Cependant les fluctuations saisonnières de la vie, dues aux périodes latentes et actives de la reproduction, de la manifestation de l’énergie vitale géochimique, sont évidentes dans cette pellicule continentale. Leur constatation n’a pas exigé d’efforts comme cela s’est produit pour la pellicule planctonique. À nos latitudes, la vie s’engourdit en hiver, et s’éveille et se développe au printemps. Ce même phénomène a lieu partout sous des formes diverses et innombrables, avec plus ou moins d’évidence, depuis les pôles jusqu’aux tropiques.

Ce n’est pas là seulement un phénomène nettement exprimé pour la végétation verte et pour le monde animal terrestre, qui y est lié, mais ces périodes saisonnières sont aussi caractéristiques pour les sols, pour leur vie invisible. Malheureusement ce phénomène est peu étudié, bien que son rôle dans l’histoire de la planète soit, on le verra, bien plus considérable qu’il n’est généralement admis.

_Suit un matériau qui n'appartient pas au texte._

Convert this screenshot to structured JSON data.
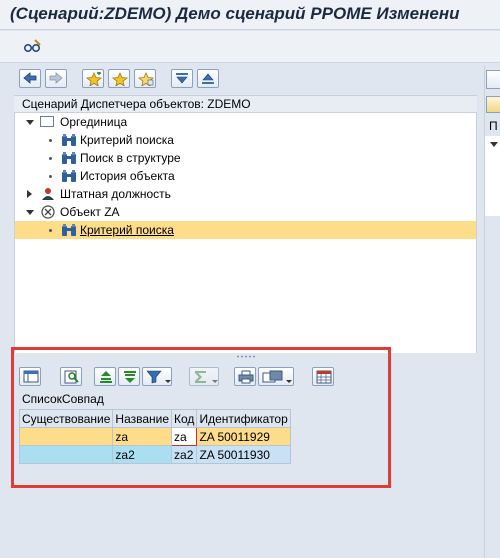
{
  "window": {
    "title": "(Сценарий:ZDEMO) Демо сценарий PPOME Изменени"
  },
  "tree": {
    "header": "Сценарий Диспетчера объектов: ZDEMO",
    "nodes": [
      {
        "label": "Оргединица"
      },
      {
        "label": "Критерий поиска"
      },
      {
        "label": "Поиск в структуре"
      },
      {
        "label": "История объекта"
      },
      {
        "label": "Штатная должность"
      },
      {
        "label": "Объект ZA"
      },
      {
        "label": "Критерий поиска"
      }
    ]
  },
  "result_list": {
    "title": "СписокСовпад",
    "columns": [
      "Существование",
      "Название",
      "Код",
      "Идентификатор"
    ],
    "rows": [
      {
        "existence": "",
        "name": "za",
        "code": "za",
        "id": "ZA 50011929"
      },
      {
        "existence": "",
        "name": "za2",
        "code": "za2",
        "id": "ZA 50011930"
      }
    ]
  },
  "right_pane": {
    "label": "П"
  },
  "colors": {
    "selection": "#fddd8a",
    "highlight_box": "#e03b35",
    "row_alt": "#a9dff0"
  }
}
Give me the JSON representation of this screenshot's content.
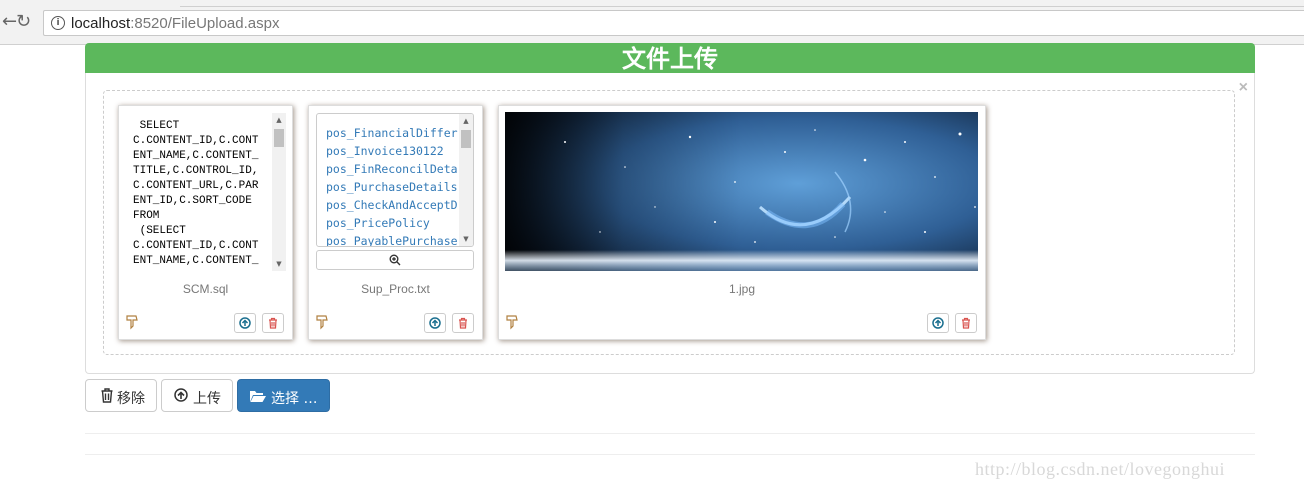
{
  "browser": {
    "back_icon": "arrow-left-icon",
    "reload_icon": "reload-icon",
    "info_icon": "info-icon",
    "url_host": "localhost",
    "url_rest": ":8520/FileUpload.aspx"
  },
  "header": {
    "title": "文件上传"
  },
  "preview": {
    "close_label": "×",
    "files": [
      {
        "caption": "SCM.sql",
        "content_lines": [
          " SELECT",
          "C.CONTENT_ID,C.CONT",
          "ENT_NAME,C.CONTENT_",
          "TITLE,C.CONTROL_ID,",
          "C.CONTENT_URL,C.PAR",
          "ENT_ID,C.SORT_CODE",
          "FROM",
          " (SELECT",
          "C.CONTENT_ID,C.CONT",
          "ENT_NAME,C.CONTENT_"
        ]
      },
      {
        "caption": "Sup_Proc.txt",
        "content_lines": [
          "pos_FinancialDiffer",
          "pos_Invoice130122",
          "pos_FinReconcilDeta",
          "pos_PurchaseDetails",
          "pos_CheckAndAcceptD",
          "pos_PricePolicy",
          "pos_PayablePurchase"
        ]
      },
      {
        "caption": "1.jpg"
      }
    ]
  },
  "buttons": {
    "remove": "移除",
    "upload": "上传",
    "browse": "选择 …"
  },
  "watermark": "http://blog.csdn.net/lovegonghui",
  "colors": {
    "header_green": "#5cb85c",
    "primary_blue": "#337ab7",
    "delete_red": "#d9534f",
    "upload_blue": "#1a6f8f"
  }
}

En somme, il existe pour toutes les pellicules de l’hydrosphère et de la terre ferme des périodes, réglées par le Soleil, d’intensité de la multiplication, de la marche de l’énergie géochimique, de la matière vivante, « des tourbillons » des éléments chimiques englobés par celle-ci. Les processus géochimiques sont soumis à des pulsations qui s’élèvent et s’abaissent tour à tour. Les lois numériques qui les règlent, évidemment, ne sont pas encore connues.

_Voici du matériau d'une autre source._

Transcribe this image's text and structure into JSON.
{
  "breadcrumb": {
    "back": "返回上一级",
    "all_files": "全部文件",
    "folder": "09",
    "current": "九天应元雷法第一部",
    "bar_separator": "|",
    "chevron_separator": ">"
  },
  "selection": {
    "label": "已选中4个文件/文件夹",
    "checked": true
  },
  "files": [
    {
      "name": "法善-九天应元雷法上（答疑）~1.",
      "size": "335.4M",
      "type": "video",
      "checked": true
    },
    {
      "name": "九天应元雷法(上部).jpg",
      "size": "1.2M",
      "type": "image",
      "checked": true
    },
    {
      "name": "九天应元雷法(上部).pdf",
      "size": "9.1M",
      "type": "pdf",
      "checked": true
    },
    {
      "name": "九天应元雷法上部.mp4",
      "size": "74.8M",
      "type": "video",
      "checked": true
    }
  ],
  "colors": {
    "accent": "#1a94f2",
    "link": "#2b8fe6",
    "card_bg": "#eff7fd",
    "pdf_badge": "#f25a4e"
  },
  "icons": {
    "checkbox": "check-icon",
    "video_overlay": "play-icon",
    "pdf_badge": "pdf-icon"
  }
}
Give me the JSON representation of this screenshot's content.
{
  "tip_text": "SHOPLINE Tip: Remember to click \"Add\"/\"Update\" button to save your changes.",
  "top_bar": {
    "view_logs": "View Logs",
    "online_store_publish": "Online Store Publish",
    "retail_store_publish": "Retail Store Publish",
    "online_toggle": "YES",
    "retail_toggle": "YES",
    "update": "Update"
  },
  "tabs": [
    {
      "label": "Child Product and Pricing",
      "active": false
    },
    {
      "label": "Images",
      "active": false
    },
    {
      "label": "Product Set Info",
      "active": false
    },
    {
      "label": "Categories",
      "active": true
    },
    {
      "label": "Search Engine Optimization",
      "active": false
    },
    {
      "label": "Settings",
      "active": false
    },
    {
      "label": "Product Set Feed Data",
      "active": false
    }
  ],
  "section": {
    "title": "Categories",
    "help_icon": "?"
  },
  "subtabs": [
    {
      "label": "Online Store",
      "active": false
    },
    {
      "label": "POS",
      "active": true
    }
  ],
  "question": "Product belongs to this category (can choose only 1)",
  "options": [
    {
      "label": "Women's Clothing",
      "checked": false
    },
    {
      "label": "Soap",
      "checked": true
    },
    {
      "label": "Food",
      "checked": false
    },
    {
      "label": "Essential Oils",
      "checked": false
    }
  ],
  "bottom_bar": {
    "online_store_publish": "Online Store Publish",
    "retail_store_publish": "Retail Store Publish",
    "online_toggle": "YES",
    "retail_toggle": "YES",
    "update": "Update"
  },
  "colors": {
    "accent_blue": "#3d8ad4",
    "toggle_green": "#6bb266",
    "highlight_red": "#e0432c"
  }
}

153. — Les phénomènes géochimiques liés à la pellicule vivante de la Terre ferme sont très caractéristiques et distinguent nettement cette pellicule des pellicules océaniques.

Les processus de l’émigration des éléments chimiques hors du cycle vital ne forment jamais dans la pellicule vivante de la Terre ferme des concentrations de minéraux vadoses, semblables aux dépôts marins. Il s’y dépose annuellement des millions de tonnes de carbonates de calcium et de magnésium (calcaires et calcaires dolomitisés), de silice (opales, etc.), d’hydrates d’oxyde de fer (limonites), de composés hydratés de manganèse (pyrolusites et psilomélanes), de phosphates complexes de calcium (phosphorites), etc. (§ 143 et suivants). Tous ces corps sont d’origine marine, en tout cas aqueuse. Les éléments chimiques de la matière vivante de la terre émigrent encore moins souvent du cycle vital que ceux de l’hydrosphère (§ 142). Après le décès de l’organisme ou l’anéantissement des parties de son corps, la matière qui les composait, ou bien est immédiatement absorbée par de nouveaux organismes, ou bien s’échappe dans l’atmosphère sous forme de produits gazeux. Ces gaz biogènes O2, CO2, H2O, N2, NH3, sont sur-le-champ englobés par l’échange gazeux de la matière vivante.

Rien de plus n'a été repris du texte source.